David climbed on the seat as the bike rocked a little on the training wheels.  He shook his body forward a couple times as he tried to move the pedals to get it started.  It wouldn’t budge.  He whimpered with frustration, but stayed quiet like a smart Jedi.

David closed his eyes and thought about what his dead father had told him.

“Calm down and think,” David lectured himself, “Bend your ankle a little.  Forward and down.  Forward and down.  Top foot first.  Forward and down.”

The bike began to roll forward and then he began to move around the circle of the driveway in front of the house.  He turned awkwardly as he held on to his light saber while he steered.  He circled back around the driveway between the house and garage.  Then, he started the path again heading back towards the roundabout in the front.

“Thank you, daddy,” David whispered.

He rode in silence for several minutes.  The pedals, chain, and wheels clinked and swished rhythmically as he repeated the figure eight around and around the drive.  Each time he circled the front, he looked carefully around the other houses and yards to be sure no one was coming, living or Sith.
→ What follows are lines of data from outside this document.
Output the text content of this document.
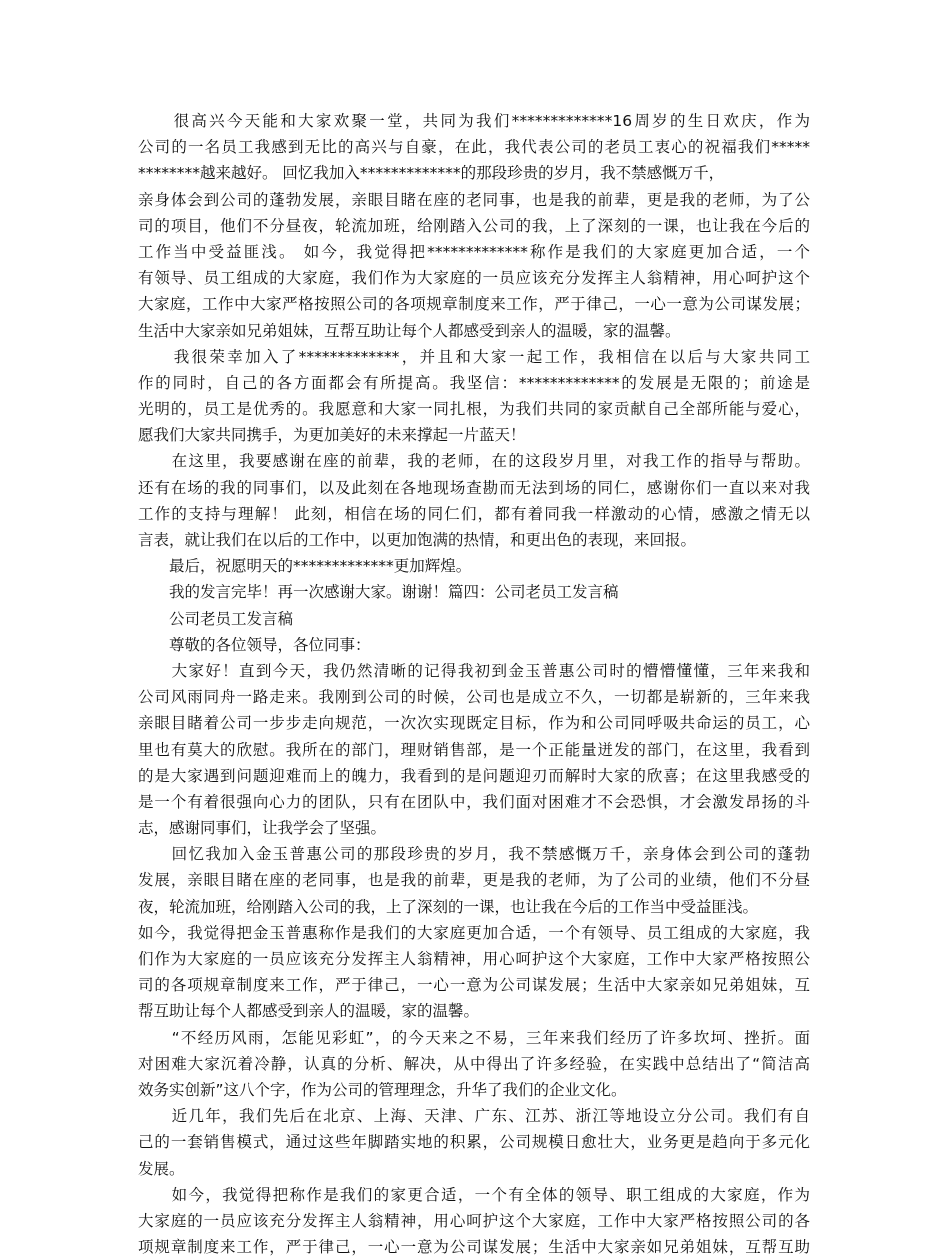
　　很高兴今天能和大家欢聚一堂，共同为我们*************16周岁的生日欢庆，作为
公司的一名员工我感到无比的高兴与自豪，在此，我代表公司的老员工衷心的祝福我们*****
********越来越好。 回忆我加入*************的那段珍贵的岁月，我不禁感慨万千，
亲身体会到公司的蓬勃发展，亲眼目睹在座的老同事，也是我的前辈，更是我的老师，为了公
司的项目，他们不分昼夜，轮流加班，给刚踏入公司的我，上了深刻的一课，也让我在今后的
工作当中受益匪浅。 如今，我觉得把*************称作是我们的大家庭更加合适，一个
有领导、员工组成的大家庭，我们作为大家庭的一员应该充分发挥主人翁精神，用心呵护这个
大家庭，工作中大家严格按照公司的各项规章制度来工作，严于律己，一心一意为公司谋发展；
生活中大家亲如兄弟姐妹，互帮互助让每个人都感受到亲人的温暖，家的温馨。
　　我很荣幸加入了*************，并且和大家一起工作，我相信在以后与大家共同工
作的同时，自己的各方面都会有所提高。我坚信：*************的发展是无限的；前途是
光明的，员工是优秀的。我愿意和大家一同扎根，为我们共同的家贡献自己全部所能与爱心，
愿我们大家共同携手，为更加美好的未来撑起一片蓝天！
　　在这里，我要感谢在座的前辈，我的老师，在的这段岁月里，对我工作的指导与帮助。
还有在场的我的同事们，以及此刻在各地现场查勘而无法到场的同仁，感谢你们一直以来对我
工作的支持与理解！ 此刻，相信在场的同仁们，都有着同我一样激动的心情，感激之情无以
言表，就让我们在以后的工作中，以更加饱满的热情，和更出色的表现，来回报。
　　最后，祝愿明天的*************更加辉煌。
　　我的发言完毕！再一次感谢大家。谢谢！篇四：公司老员工发言稿
　　公司老员工发言稿
　　尊敬的各位领导，各位同事：
　　大家好！直到今天，我仍然清晰的记得我初到金玉普惠公司时的懵懵懂懂，三年来我和
公司风雨同舟一路走来。我刚到公司的时候，公司也是成立不久，一切都是崭新的，三年来我
亲眼目睹着公司一步步走向规范，一次次实现既定目标，作为和公司同呼吸共命运的员工，心
里也有莫大的欣慰。我所在的部门，理财销售部，是一个正能量迸发的部门，在这里，我看到
的是大家遇到问题迎难而上的魄力，我看到的是问题迎刃而解时大家的欣喜；在这里我感受的
是一个有着很强向心力的团队，只有在团队中，我们面对困难才不会恐惧，才会激发昂扬的斗
志，感谢同事们，让我学会了坚强。
　　回忆我加入金玉普惠公司的那段珍贵的岁月，我不禁感慨万千，亲身体会到公司的蓬勃
发展，亲眼目睹在座的老同事，也是我的前辈，更是我的老师，为了公司的业绩，他们不分昼
夜，轮流加班，给刚踏入公司的我，上了深刻的一课，也让我在今后的工作当中受益匪浅。
如今，我觉得把金玉普惠称作是我们的大家庭更加合适，一个有领导、员工组成的大家庭，我
们作为大家庭的一员应该充分发挥主人翁精神，用心呵护这个大家庭，工作中大家严格按照公
司的各项规章制度来工作，严于律己，一心一意为公司谋发展；生活中大家亲如兄弟姐妹，互
帮互助让每个人都感受到亲人的温暖，家的温馨。
　　“不经历风雨，怎能见彩虹”，的今天来之不易，三年来我们经历了许多坎坷、挫折。面
对困难大家沉着冷静，认真的分析、解决，从中得出了许多经验，在实践中总结出了“简洁高
效务实创新”这八个字，作为公司的管理理念，升华了我们的企业文化。
　　近几年，我们先后在北京、上海、天津、广东、江苏、浙江等地设立分公司。我们有自
己的一套销售模式，通过这些年脚踏实地的积累，公司规模日愈壮大，业务更是趋向于多元化
发展。
　　如今，我觉得把称作是我们的家更合适，一个有全体的领导、职工组成的大家庭，作为
大家庭的一员应该充分发挥主人翁精神，用心呵护这个大家庭，工作中大家严格按照公司的各
项规章制度来工作，严于律己，一心一意为公司谋发展；生活中大家亲如兄弟姐妹，互帮互助
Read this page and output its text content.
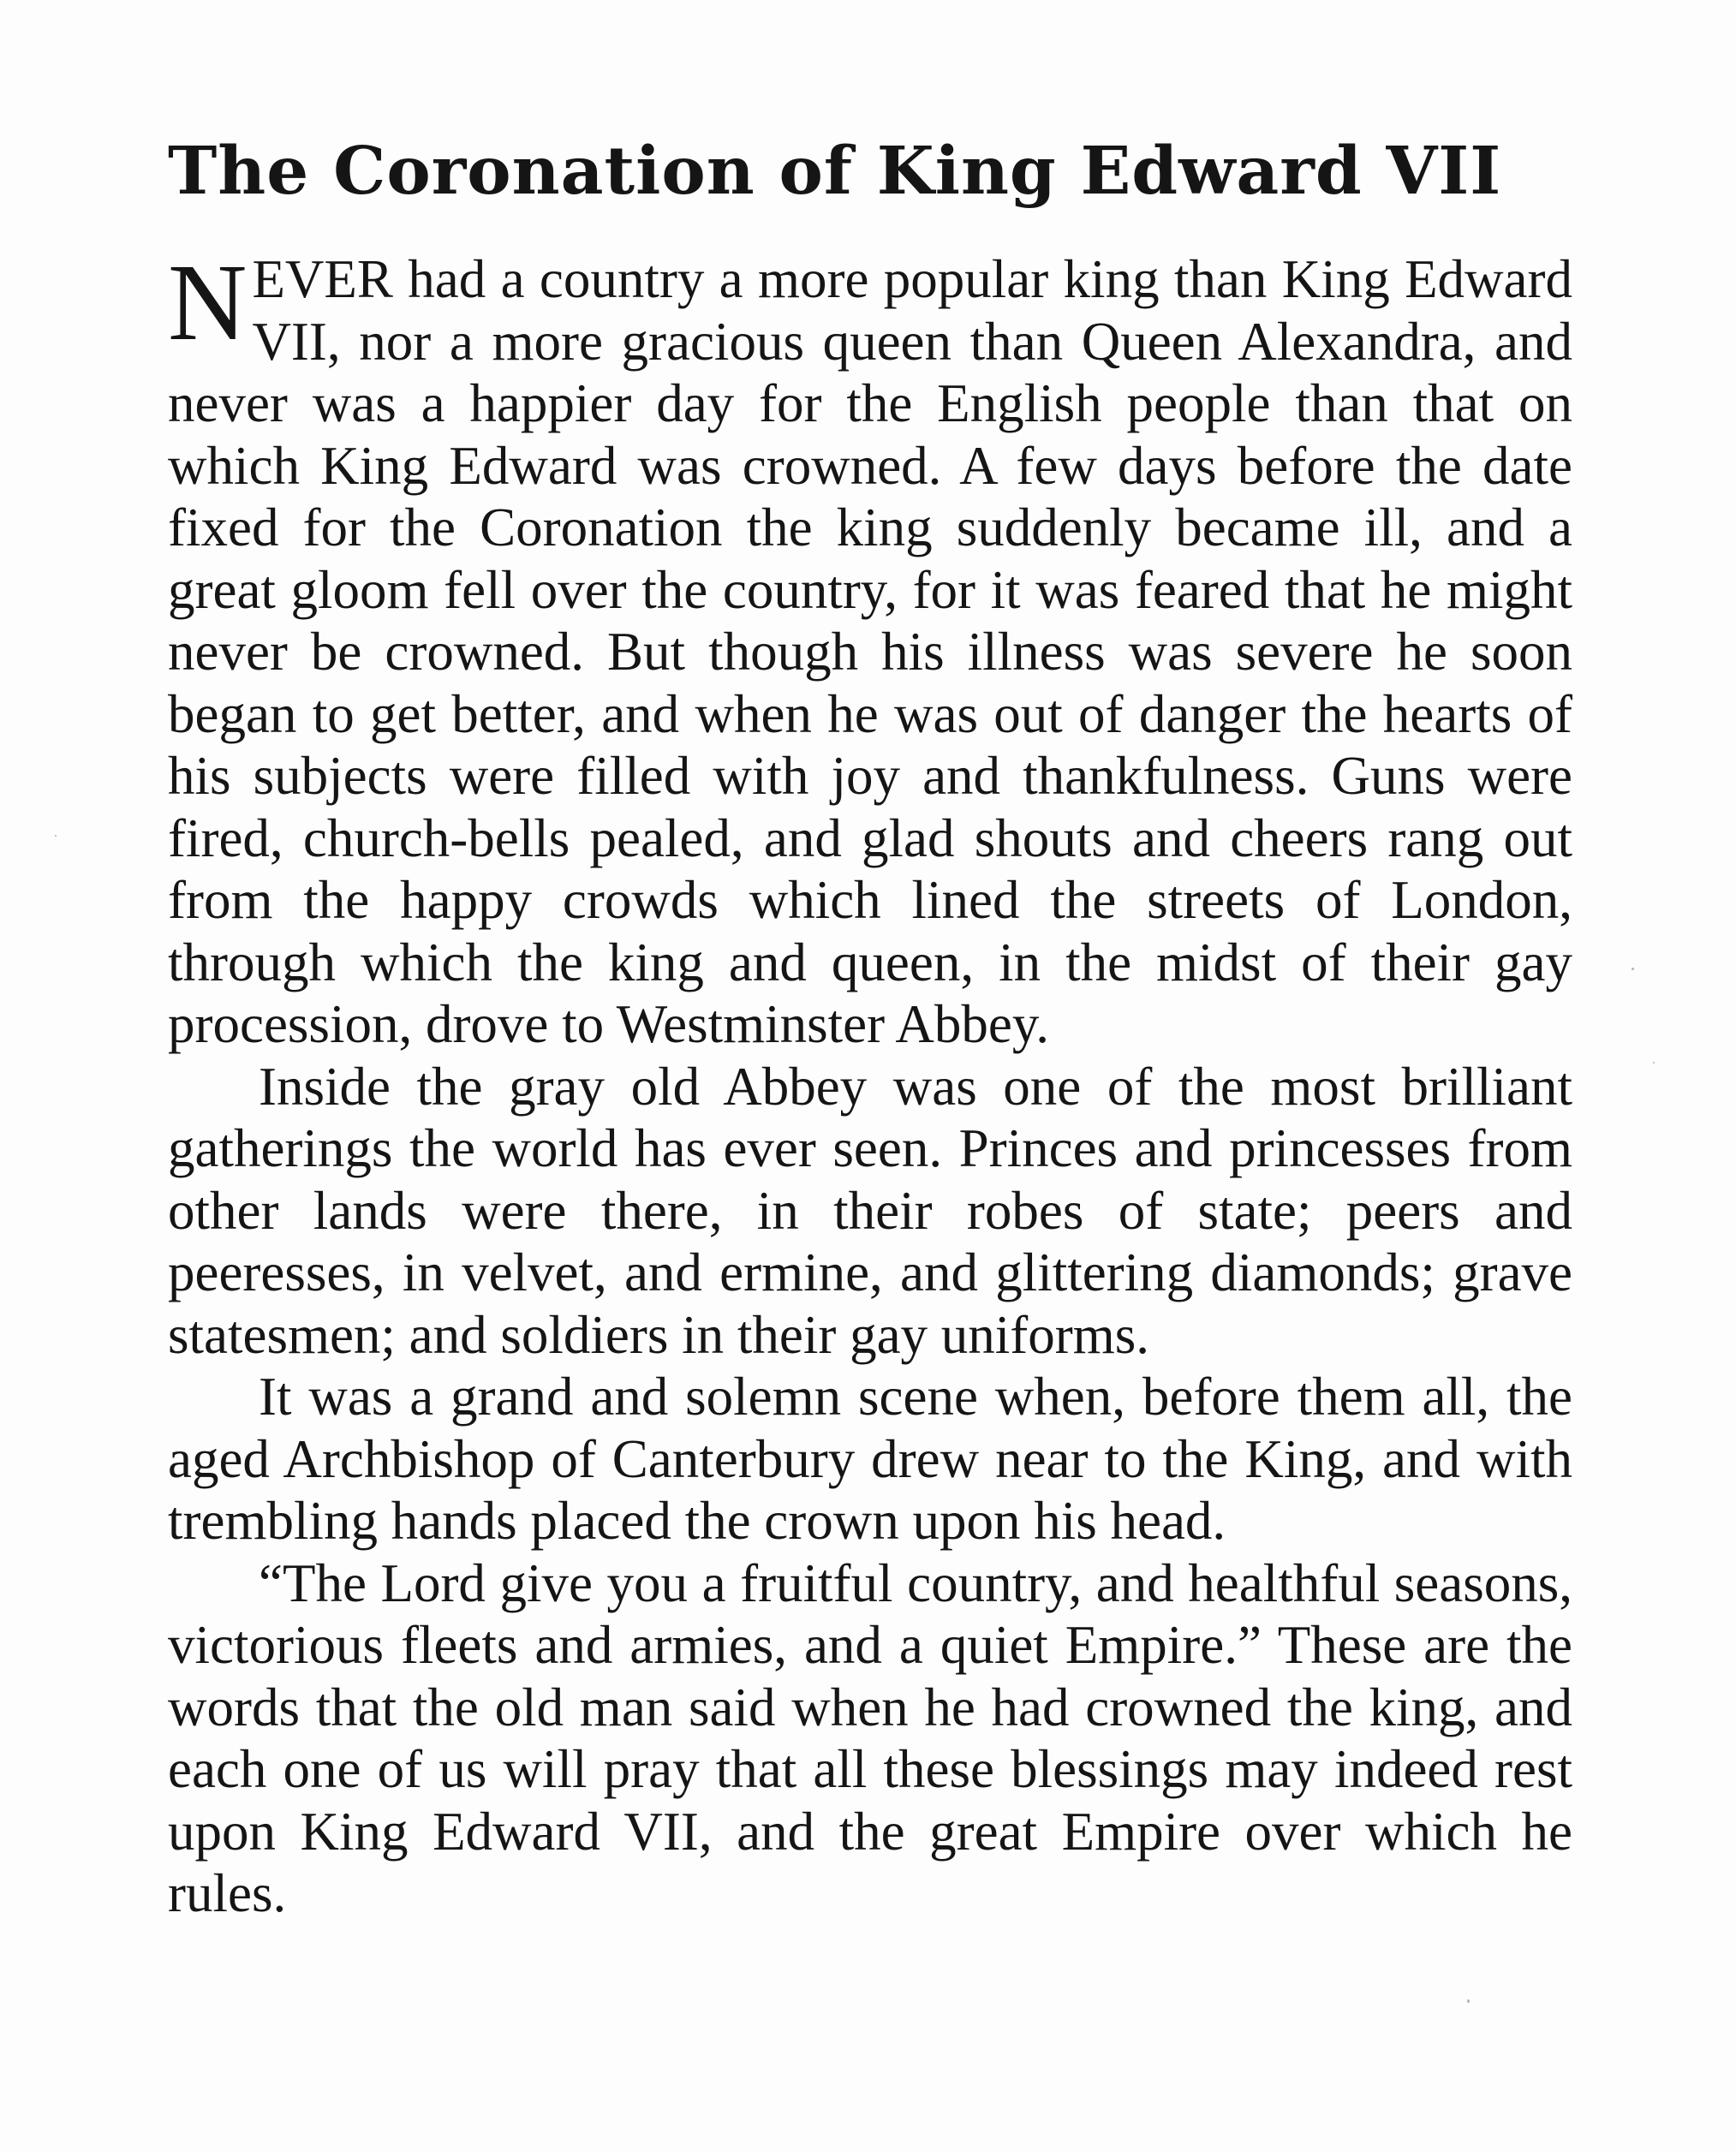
The Coronation of King Edward VII

NEVER had a country a more popular king than King Edward VII, nor a more gracious queen than Queen Alexandra, and never was a happier day for the English people than that on which King Edward was crowned. A few days before the date fixed for the Coronation the king suddenly became ill, and a great gloom fell over the country, for it was feared that he might never be crowned. But though his illness was severe he soon began to get better, and when he was out of danger the hearts of his subjects were filled with joy and thankfulness. Guns were fired, church-bells pealed, and glad shouts and cheers rang out from the happy crowds which lined the streets of London, through which the king and queen, in the midst of their gay procession, drove to Westminster Abbey.

Inside the gray old Abbey was one of the most brilliant gatherings the world has ever seen. Princes and princesses from other lands were there, in their robes of state; peers and peeresses, in velvet, and ermine, and glittering diamonds; grave statesmen; and soldiers in their gay uniforms.

It was a grand and solemn scene when, before them all, the aged Archbishop of Canterbury drew near to the King, and with trembling hands placed the crown upon his head.

“The Lord give you a fruitful country, and healthful seasons, victorious fleets and armies, and a quiet Empire.” These are the words that the old man said when he had crowned the king, and each one of us will pray that all these blessings may indeed rest upon King Edward VII, and the great Empire over which he rules.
He finally stopped the bike and climbed off next to the half open garage.  Alex had a better bike than David.  David’s dead parents had bought him a cheaper one that was plain orange.  It was back at David’s old house from when everyone was still alive.  His dead parents were inside in their big bed upstairs turning into skeletons.  David never went back there.

He sat down on the brick steps that led to the side door to Alex’s family’s kitchen.  He pulled the packet of Oreos out of his pocket and tore open the cellophane.  He set his light saber next to him as he ate.  He missed milk.  There was no more milk in the world.  There might be cows, but all the farmers were dead.  All the grocery stores were torn up by strangers, living and Sith.

David was going to have to find water later.  He set the half pack of cookies down on the stoop and picked back up his light saber.  He wiped black crumbs away from his puffy, full mouth, but left most of them pasted around his lips.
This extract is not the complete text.